Buat saya pribadi, hits-hits Kangen Band cukup easy-listening. Terlebih dengan balutan nuansa melayu yang khas dan iringan suara vokalisnya yang tak kalah unik. Itulah kekuatan utama band asal Lampung ini.
WALI
Mulai dikenal publik sejak melesatnya hits berjudul DIK beberapa tahun lalu. Band inilah yang paling kuat ciri khasnya di antara 3 band melayu lainnya. Mereka tidak malu menjual musik bernuansa Padang sebagai komoditi utama. Coba dengar saja beberapa hits mereka seperti Dik, Emang Dasar, Cari jodoh, Orang Bilang, dan yang sedang naik daun saat ini yaitu Baik-Baik Sayang. Semuanya Padang banget deh.
Kualitas bermusik WALI boleh saya nilai cukup bagus.
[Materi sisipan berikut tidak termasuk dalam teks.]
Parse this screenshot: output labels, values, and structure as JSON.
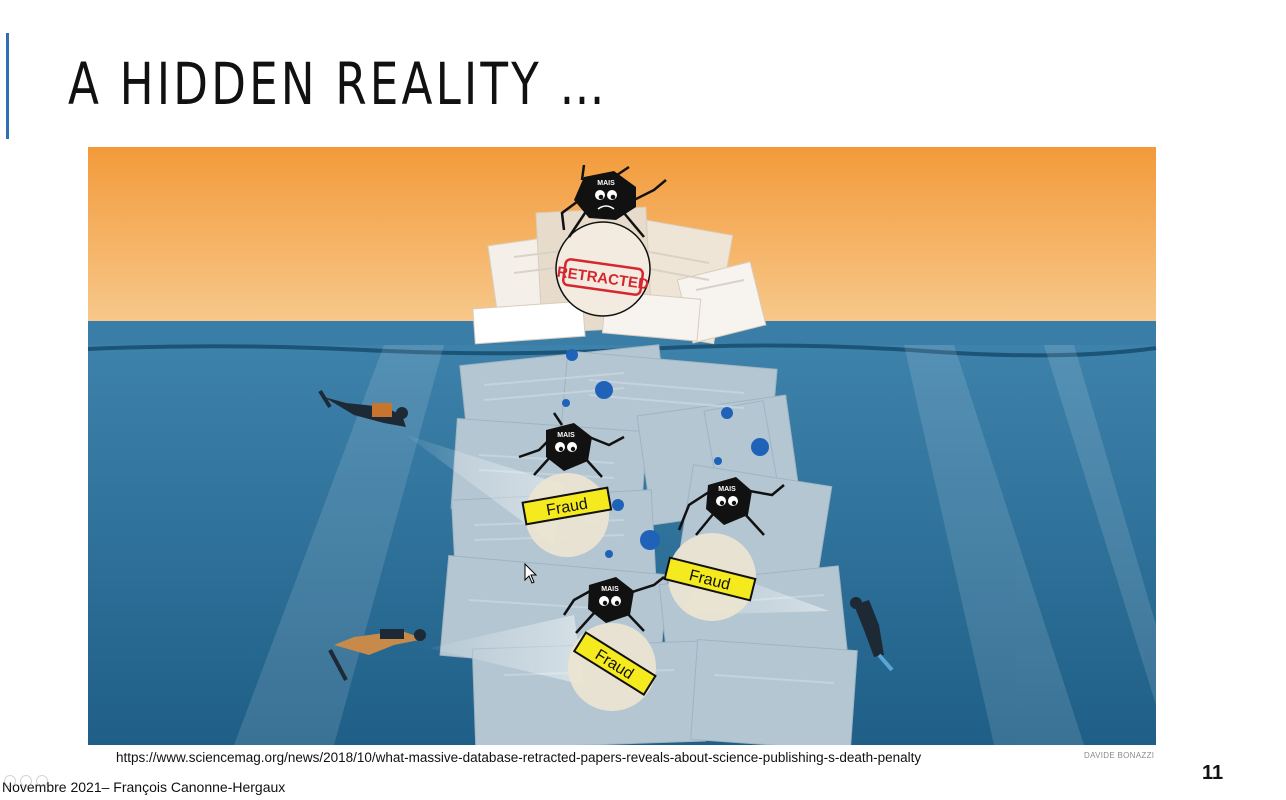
{
  "slide": {
    "title": "A HIDDEN REALITY …",
    "source_url": "https://www.sciencemag.org/news/2018/10/what-massive-database-retracted-papers-reveals-about-science-publishing-s-death-penalty",
    "footer": "Novembre 2021– François Canonne-Hergaux",
    "page_number": "11"
  },
  "illustration": {
    "credit": "DAVIDE BONAZZI",
    "stamp_label": "RETRACTED",
    "mais_label": "MAIS",
    "fraud_labels": [
      "Fraud",
      "Fraud",
      "Fraud"
    ],
    "colors": {
      "sky_top": "#f39a3a",
      "sky_bottom": "#f7c98c",
      "sea_top": "#3f84ad",
      "sea_bottom": "#1f5f87",
      "stamp_red": "#d6262e",
      "fraud_yellow": "#f4ea1e"
    }
  }
}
Skill individu para anggota band ini tergolong di atas skill para pemain Kangen Band. Sebagai sebuah grup yang mengusung musik daerah, WALI terbilang sangat berhasil membentuk image dan karakter mereka di tengah persaingan yang cukup ketat dengan sesama band lainnya.
ST 12
Sebenarnya band ini sudah mulai dikenal luas ketika album pertama mereka sukses beberapa tahun lalu. Namun popularitas mereka meroket tajam semenjak meledaknya album PUSPA di pasaran. Dan berlanjut hingga album repackage yang juga banyak menyumbangkan hits. Jadwal manggung yang super padat dan banyaknya lagu mereka dijadikan soundtrack sinetron membuktikan kejayaan band bernuansa Malaysia ini.
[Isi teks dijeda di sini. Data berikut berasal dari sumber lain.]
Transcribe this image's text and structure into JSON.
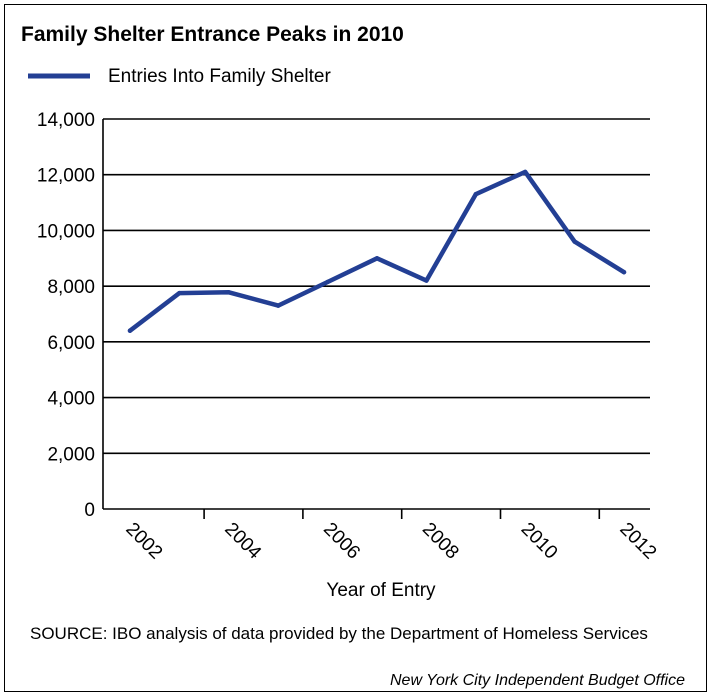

Apa ciri khas, nilai jual, atau kekuatan dari ST 12 ?
Menurut saya mereka pintar meramu lirik, aransemen musik, dan irama lagu mereka menjadi sesuatu yang komersil (plus easy-listening). Mayoritas lagu ST 12 terbukti sering menjadi hits. Mulai dari album pertama hingga terbaru saat ini.
Dan semua itu diperkuat lagi dengan karakter suara sang vokalis yang cukup khas (yaitu Charly). Ciri khas utama suaranya terletak pada cengkok. Sangat mirip dengan tipikal cengkok para vokalis band slow rock asal Malaysia.
HIJAU DAUN
Muncul paling buncit di antara ketiga band ala melayu lainnya (yang sudah lebih dahulu nongol) tidak membuat band asal Lampung ini kehilangan daya tarik. Buktinya, hits perdana mereka yang bertitel “Suara (Kuberharap)”, langsung mencuri banyak perhatian penikmat musik Indonesia.
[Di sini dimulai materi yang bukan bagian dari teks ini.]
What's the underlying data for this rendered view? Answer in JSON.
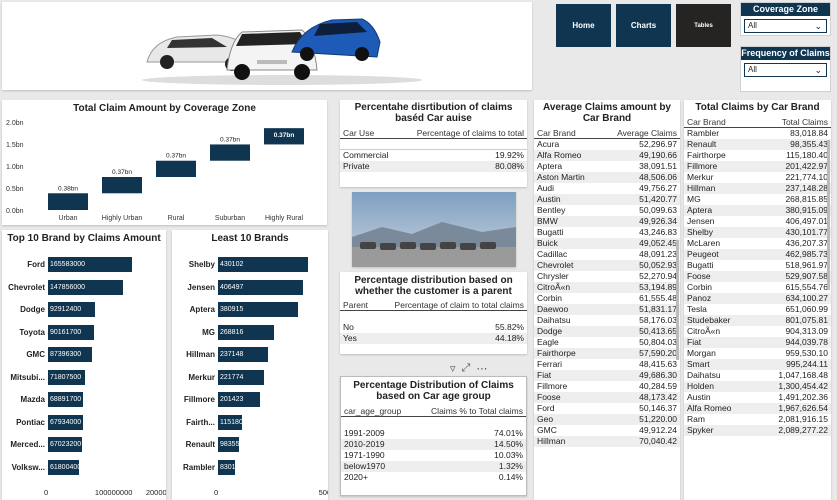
{
  "nav": {
    "home": "Home",
    "charts": "Charts",
    "tables": "Tables"
  },
  "slicers": [
    {
      "title": "Coverage Zone",
      "value": "All"
    },
    {
      "title": "Frequency of Claims",
      "value": "All"
    }
  ],
  "waterfall": {
    "title": "Total Claim Amount by Coverage Zone",
    "yticks": [
      "2.0bn",
      "1.5bn",
      "1.0bn",
      "0.5bn",
      "0.0bn"
    ],
    "chart_data": {
      "type": "bar",
      "categories": [
        "Urban",
        "Highly Urban",
        "Rural",
        "Suburban",
        "Highly Rural"
      ],
      "values": [
        0.38,
        0.37,
        0.37,
        0.37,
        0.37
      ],
      "labels": [
        "0.38bn",
        "0.37bn",
        "0.37bn",
        "0.37bn",
        "0.37bn"
      ],
      "ylim": [
        0,
        2.0
      ]
    }
  },
  "caruse": {
    "title": "Percentahe disrtibution of claims baséd Car auise",
    "headers": [
      "Car Use",
      "Percentage of claims to total"
    ],
    "rows": [
      [
        "Commercial",
        "19.92%"
      ],
      [
        "Private",
        "80.08%"
      ]
    ]
  },
  "avg": {
    "title": "Average Claims amount by Car Brand",
    "headers": [
      "Car Brand",
      "Average Claims"
    ],
    "rows": [
      [
        "Acura",
        "52,296.97"
      ],
      [
        "Alfa Romeo",
        "49,190.66"
      ],
      [
        "Aptera",
        "38,091.51"
      ],
      [
        "Aston Martin",
        "48,506.06"
      ],
      [
        "Audi",
        "49,756.27"
      ],
      [
        "Austin",
        "51,420.77"
      ],
      [
        "Bentley",
        "50,099.63"
      ],
      [
        "BMW",
        "49,926.34"
      ],
      [
        "Bugatti",
        "43,246.83"
      ],
      [
        "Buick",
        "49,052.45"
      ],
      [
        "Cadillac",
        "48,091.23"
      ],
      [
        "Chevrolet",
        "50,052.93"
      ],
      [
        "Chrysler",
        "52,270.94"
      ],
      [
        "CitroÃ«n",
        "53,194.89"
      ],
      [
        "Corbin",
        "61,555.48"
      ],
      [
        "Daewoo",
        "51,831.17"
      ],
      [
        "Daihatsu",
        "58,176.03"
      ],
      [
        "Dodge",
        "50,413.65"
      ],
      [
        "Eagle",
        "50,804.03"
      ],
      [
        "Fairthorpe",
        "57,590.20"
      ],
      [
        "Ferrari",
        "48,415.63"
      ],
      [
        "Fiat",
        "49,686.30"
      ],
      [
        "Fillmore",
        "40,284.59"
      ],
      [
        "Foose",
        "48,173.42"
      ],
      [
        "Ford",
        "50,146.37"
      ],
      [
        "Geo",
        "51,220.00"
      ],
      [
        "GMC",
        "49,912.24"
      ],
      [
        "Hillman",
        "70,040.42"
      ]
    ]
  },
  "total": {
    "title": "Total Claims by Car Brand",
    "headers": [
      "Car Brand",
      "Total Claims"
    ],
    "rows": [
      [
        "Rambler",
        "83,018.84"
      ],
      [
        "Renault",
        "98,355.43"
      ],
      [
        "Fairthorpe",
        "115,180.40"
      ],
      [
        "Fillmore",
        "201,422.97"
      ],
      [
        "Merkur",
        "221,774.10"
      ],
      [
        "Hillman",
        "237,148.28"
      ],
      [
        "MG",
        "268,815.85"
      ],
      [
        "Aptera",
        "380,915.09"
      ],
      [
        "Jensen",
        "406,497.01"
      ],
      [
        "Shelby",
        "430,101.77"
      ],
      [
        "McLaren",
        "436,207.37"
      ],
      [
        "Peugeot",
        "462,985.73"
      ],
      [
        "Bugatti",
        "518,961.97"
      ],
      [
        "Foose",
        "529,907.58"
      ],
      [
        "Corbin",
        "615,554.76"
      ],
      [
        "Panoz",
        "634,100.27"
      ],
      [
        "Tesla",
        "651,060.99"
      ],
      [
        "Studebaker",
        "801,075.81"
      ],
      [
        "CitroÃ«n",
        "904,313.09"
      ],
      [
        "Fiat",
        "944,039.78"
      ],
      [
        "Morgan",
        "959,530.10"
      ],
      [
        "Smart",
        "995,244.11"
      ],
      [
        "Daihatsu",
        "1,047,168.48"
      ],
      [
        "Holden",
        "1,300,454.42"
      ],
      [
        "Austin",
        "1,491,202.36"
      ],
      [
        "Alfa Romeo",
        "1,967,626.54"
      ],
      [
        "Ram",
        "2,081,916.15"
      ],
      [
        "Spyker",
        "2,089,277.22"
      ]
    ]
  },
  "top10": {
    "title": "Top 10 Brand by Claims Amount",
    "xticks": [
      "0",
      "100000000",
      "200000000"
    ],
    "chart_data": {
      "type": "bar",
      "categories": [
        "Ford",
        "Chevrolet",
        "Dodge",
        "Toyota",
        "GMC",
        "Mitsubi...",
        "Mazda",
        "Pontiac",
        "Merced...",
        "Volksw..."
      ],
      "values": [
        165583000,
        147856000,
        92912400,
        90161700,
        87396300,
        71807500,
        68891700,
        67934000,
        67023200,
        61800400
      ],
      "xlim": [
        0,
        220000000
      ]
    }
  },
  "least10": {
    "title": "Least 10 Brands",
    "xticks": [
      "0",
      "500000"
    ],
    "chart_data": {
      "type": "bar",
      "categories": [
        "Shelby",
        "Jensen",
        "Aptera",
        "MG",
        "Hillman",
        "Merkur",
        "Fillmore",
        "Fairth...",
        "Renault",
        "Rambler"
      ],
      "values": [
        430102,
        406497,
        380915,
        268816,
        237148,
        221774,
        201423,
        115180,
        98355,
        83019
      ],
      "labels": [
        "430102",
        "406497",
        "380915",
        "268816",
        "237148",
        "221774",
        "201423",
        "115180",
        "98355",
        "83019"
      ],
      "xlim": [
        0,
        650000
      ]
    }
  },
  "parent": {
    "title": "Percentage distribution based on whether the customer is a parent",
    "headers": [
      "Parent",
      "Percentage of claim to total claims"
    ],
    "rows": [
      [
        "No",
        "55.82%"
      ],
      [
        "Yes",
        "44.18%"
      ]
    ]
  },
  "agegroup": {
    "title": "Percentage Distribution of Claims based on Car age group",
    "headers": [
      "car_age_group",
      "Claims % to Total claims"
    ],
    "rows": [
      [
        "1991-2009",
        "74.01%"
      ],
      [
        "2010-2019",
        "14.50%"
      ],
      [
        "1971-1990",
        "10.03%"
      ],
      [
        "below1970",
        "1.32%"
      ],
      [
        "2020+",
        "0.14%"
      ]
    ]
  },
  "colors": {
    "navy": "#0f3550",
    "dark": "#252423"
  }
}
Bahkan hits kedua (Cobalah) langsung dipilih menjadi theme song atau soundtrack sinetron Inayah yang ditayangkan Indosiar. Secara musikal, saya belum bisa banyak menilai band ini. Namun bicara kekuatan atau ciri khas utama, menurut saya Hijau Daun mengandalkan karakter vokal Dide (sang vokalis) sebagai jualan utama. Sah-sah saja, asalkan tetap diimbangi dengan musik yang sinergis.
***
Di antara 4 band di atas, yang manakah menurut anda lebih berkualitas? Silakan beropini atau berpendapat. Walaupun banyak orang menyebut aliran mereka sebagai musik Melayu, saya tetap memandang musik mereka sebagai musik Indonesia. Tepatnya lagi musik Indonesia yang mencoba keluar dari pakem selama ini.